Well, playing the Enron card may make for a good sound bite, but it’s a sure sign that Mr. Grassley wants to avoid addressing what’s really troubling the airline industry — i.e., Big Labor supported by compliant politicians. Let’s take United as a case in point. At a time when unions owned over 50% of the company, controlled three board seats, and effectively hired and fired the company’s CEO, the unions decided to increase their retirement compensation by approving unfundable pension obligations while, at the same time, extracting maximum current wage benefits that made United uncompetitive from an operations standpoint. Thus, United’s owner-employees effectively looted the company with high current compensation benefits while, at the same time, effectively insuring that they would also ultimately loot the federal government’s Pension Benefit Guaranty Corporation, which they knew would be the guarantor of at least a substantial portion of United’s unfundable pension obligations.
Frankly, even the Enron sharpies didn’t think of such a scheme.
George Will on the Wright Amendment
Washington Post columnist George F. Will adds this column to the growing body of opinion that the Wright Amendment — which restricts Southwest Airlines from flying to most states from its Dallas Love Field hub — is at least obsolescent and probably bad public policy in the first place.
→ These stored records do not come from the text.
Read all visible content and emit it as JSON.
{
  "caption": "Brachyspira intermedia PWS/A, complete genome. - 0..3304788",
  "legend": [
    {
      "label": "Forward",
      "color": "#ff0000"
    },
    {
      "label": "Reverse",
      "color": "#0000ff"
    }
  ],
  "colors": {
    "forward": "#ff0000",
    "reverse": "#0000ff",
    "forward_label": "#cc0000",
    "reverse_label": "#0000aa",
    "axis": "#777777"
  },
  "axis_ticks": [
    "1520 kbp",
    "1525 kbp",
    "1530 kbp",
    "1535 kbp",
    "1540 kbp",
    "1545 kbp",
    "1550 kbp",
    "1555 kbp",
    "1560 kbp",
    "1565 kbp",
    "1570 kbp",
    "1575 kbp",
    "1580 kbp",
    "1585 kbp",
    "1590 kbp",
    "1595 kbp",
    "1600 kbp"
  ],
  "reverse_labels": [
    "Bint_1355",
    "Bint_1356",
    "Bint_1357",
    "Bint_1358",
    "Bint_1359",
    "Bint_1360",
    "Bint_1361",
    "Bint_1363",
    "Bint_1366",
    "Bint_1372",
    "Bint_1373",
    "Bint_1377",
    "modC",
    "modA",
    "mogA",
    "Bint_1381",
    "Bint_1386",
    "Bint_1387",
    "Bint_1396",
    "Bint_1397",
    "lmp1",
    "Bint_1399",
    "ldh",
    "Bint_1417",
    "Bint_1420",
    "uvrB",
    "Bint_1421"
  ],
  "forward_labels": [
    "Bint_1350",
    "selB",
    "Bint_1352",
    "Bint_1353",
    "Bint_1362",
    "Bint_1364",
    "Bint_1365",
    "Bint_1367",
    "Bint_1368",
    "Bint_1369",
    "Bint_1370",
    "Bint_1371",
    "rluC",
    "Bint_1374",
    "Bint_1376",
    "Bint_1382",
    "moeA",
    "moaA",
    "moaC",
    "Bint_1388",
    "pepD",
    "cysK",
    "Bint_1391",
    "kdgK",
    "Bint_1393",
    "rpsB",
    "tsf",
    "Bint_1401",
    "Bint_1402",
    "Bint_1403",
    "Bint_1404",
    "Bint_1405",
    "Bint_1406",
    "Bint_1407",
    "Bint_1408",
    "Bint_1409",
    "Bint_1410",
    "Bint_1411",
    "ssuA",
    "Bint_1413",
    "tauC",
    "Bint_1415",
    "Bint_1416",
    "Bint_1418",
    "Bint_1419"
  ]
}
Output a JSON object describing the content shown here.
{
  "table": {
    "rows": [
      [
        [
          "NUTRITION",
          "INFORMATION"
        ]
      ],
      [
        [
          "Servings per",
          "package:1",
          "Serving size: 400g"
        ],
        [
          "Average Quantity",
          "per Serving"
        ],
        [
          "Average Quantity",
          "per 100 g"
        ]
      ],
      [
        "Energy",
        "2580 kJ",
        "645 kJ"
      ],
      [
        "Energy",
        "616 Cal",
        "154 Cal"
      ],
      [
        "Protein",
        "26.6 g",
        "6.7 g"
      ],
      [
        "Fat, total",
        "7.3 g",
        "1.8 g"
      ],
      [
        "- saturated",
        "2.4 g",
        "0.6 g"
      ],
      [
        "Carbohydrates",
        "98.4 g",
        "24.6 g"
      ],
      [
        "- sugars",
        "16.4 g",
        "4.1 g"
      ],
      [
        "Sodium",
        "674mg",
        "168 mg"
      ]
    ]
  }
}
Here are previous posts on the Wright Amendment.
In his column, Mr. Will passes along a humorous anecdote from Herb Kelleher, Southwest’s chairman, regarding the Wright Amendment and the beginning of the airline:
In 1971, after years of harassing litigation by two airlines averse to competition, Southwest Airlines was born. It had just three aircraft and flew only intrastate, between Dallas, Houston and San Antonio. This first of the no-frills, low-cost airlines, under the leadership of its ebullient founder Herb Kelleher, was to democratize air travel and revolutionize the airline industry.
The cities of Dallas and Fort Worth, and the Dallas/Fort Worth airport, which opened in 1974, tried unsuccessfully to force Southwest to move its operations from close-in Love Field out to DFW, arguing that the new airport depended on this. Today Kelleher laughingly recalls telling a judge:“If a three-aircraft airline can bankrupt an 18,000-acre, nine-miles-long airport, then that airport probably should not have been built in the first place.”